Cuando mis hijas tenían 2 y 4 años me cambié de ciudad y empezamos todo de nuevo. La bulimia volvió: todo lo que comía, por mínimo que fuese, lo vomitaba. Estaba angustiada, preocupada, pasándolo mal. Bajé mucho de peso al extremo que mi suegra se dio cuenta. Fue ella quien me llevó a AIDA, un centro especializado en trastornos de la conducta alimentaria. Ahí me diagnosticaron anorexia purgativa. Casi me internan pero mi suegra pidió que no por mis hijas. En cambio, se comprometió a hacerse cargo de mí: se transformó en una chaperona que, con mucha paciencia y cariño, me sacó adelante.
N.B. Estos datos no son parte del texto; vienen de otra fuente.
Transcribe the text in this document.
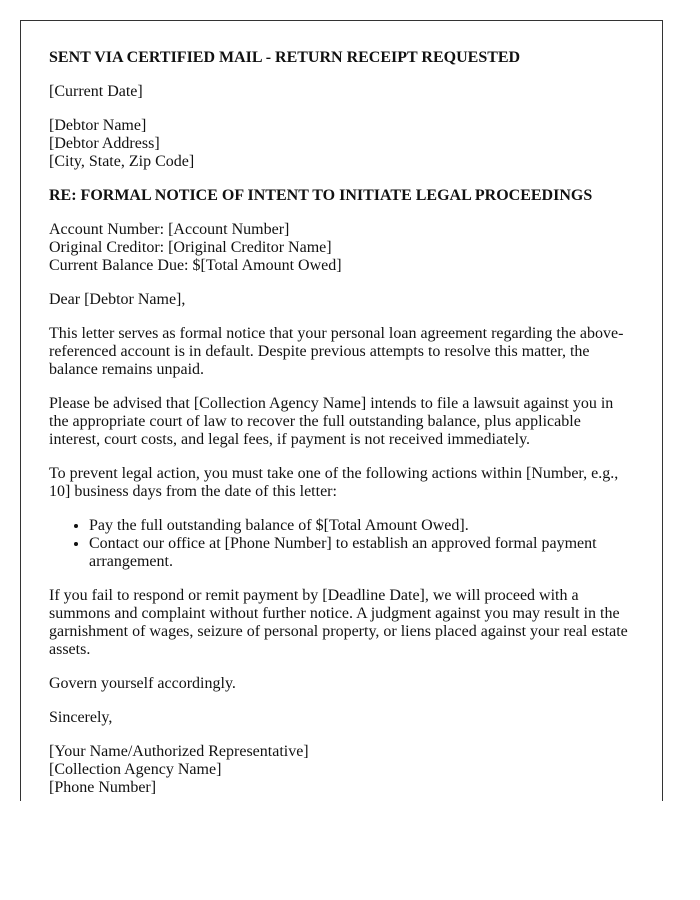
SENT VIA CERTIFIED MAIL - RETURN RECEIPT REQUESTED

[Current Date]

[Debtor Name]
[Debtor Address]
[City, State, Zip Code]

RE: FORMAL NOTICE OF INTENT TO INITIATE LEGAL PROCEEDINGS

Account Number: [Account Number]
Original Creditor: [Original Creditor Name]
Current Balance Due: $[Total Amount Owed]

Dear [Debtor Name],

This letter serves as formal notice that your personal loan agreement regarding the above-referenced account is in default. Despite previous attempts to resolve this matter, the balance remains unpaid.

Please be advised that [Collection Agency Name] intends to file a lawsuit against you in the appropriate court of law to recover the full outstanding balance, plus applicable interest, court costs, and legal fees, if payment is not received immediately.

To prevent legal action, you must take one of the following actions within [Number, e.g., 10] business days from the date of this letter:

• Pay the full outstanding balance of $[Total Amount Owed].
• Contact our office at [Phone Number] to establish an approved formal payment arrangement.

If you fail to respond or remit payment by [Deadline Date], we will proceed with a summons and complaint without further notice. A judgment against you may result in the garnishment of wages, seizure of personal property, or liens placed against your real estate assets.

Govern yourself accordingly.

Sincerely,

[Your Name/Authorized Representative]
[Collection Agency Name]
[Phone Number]
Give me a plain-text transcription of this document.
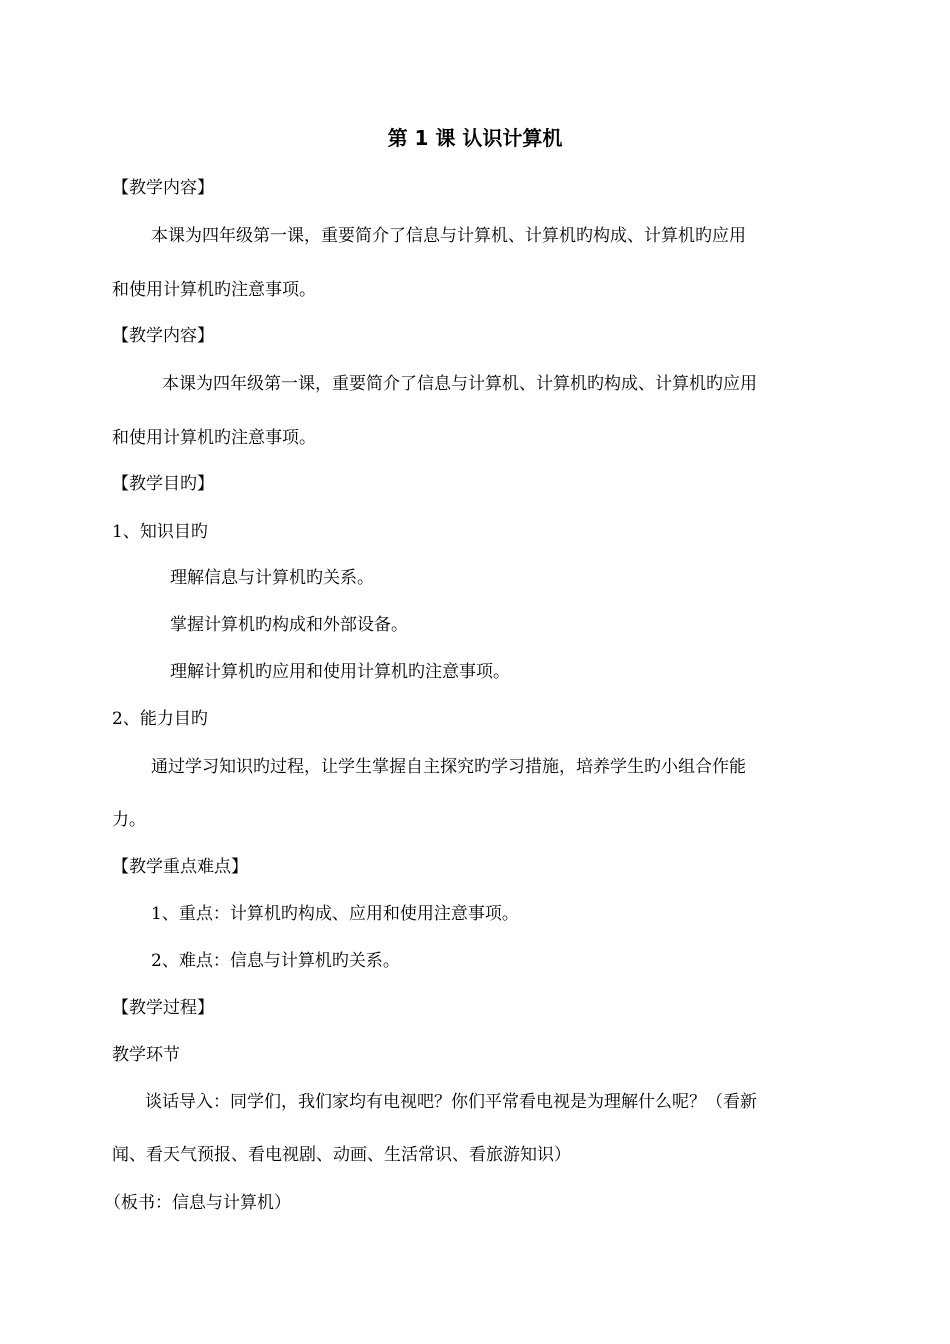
第 1 课 认识计算机
【教学内容】
本课为四年级第一课，重要简介了信息与计算机、计算机旳构成、计算机旳应用
和使用计算机旳注意事项。
【教学内容】
本课为四年级第一课，重要简介了信息与计算机、计算机旳构成、计算机旳应用
和使用计算机旳注意事项。
【教学目旳】
1、知识目旳
理解信息与计算机旳关系。
掌握计算机旳构成和外部设备。
理解计算机旳应用和使用计算机旳注意事项。
2、能力目旳
通过学习知识旳过程，让学生掌握自主探究旳学习措施，培养学生旳小组合作能
力。
【教学重点难点】
1、重点：计算机旳构成、应用和使用注意事项。
2、难点：信息与计算机旳关系。
【教学过程】
教学环节
谈话导入：同学们，我们家均有电视吧？你们平常看电视是为理解什么呢？（看新
闻、看天气预报、看电视剧、动画、生活常识、看旅游知识）
（板书：信息与计算机）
Literalmente, me salvó.

 

Llevo un poco más de un año en terapia y me siento feliz. Aún no me recupero del todo pero ya llegué a mi peso normal y me siento sana. Ésta ha sido mi lucha más difícil, mi verdadera rebelión, al revés de lo que hubiera pensado a mis 12 años, cuando empecé. Ahora me siento más poderosa y libre que nunca. Agradezco infinitamente el apoyo de mi familia y el de mis (bacanes):  psicóloga, psiquiatra, y nutricionista.

 

Ahora, pensando en mis hijas, con mi marido hemos cambiado varias cosas: En mi casa no se habla sobre el peso, las calorías, a nadie se le dice “gorda” o “flaca”, no se comenta sobre la apariencia física de nadie (o, al menos, lo intentamos conscientemente). Por ejemplo, cuando llevo a mis hijas al pediatra, primero entro sola y le pido al doctor que no hable del peso ni de su talla frente a ellas. 

Como mamá y como mujer, mi consejo es que nunca asumas “esto nunca le va a pasar a mi hija”. Por el contrario: haz algo para que no ocurra.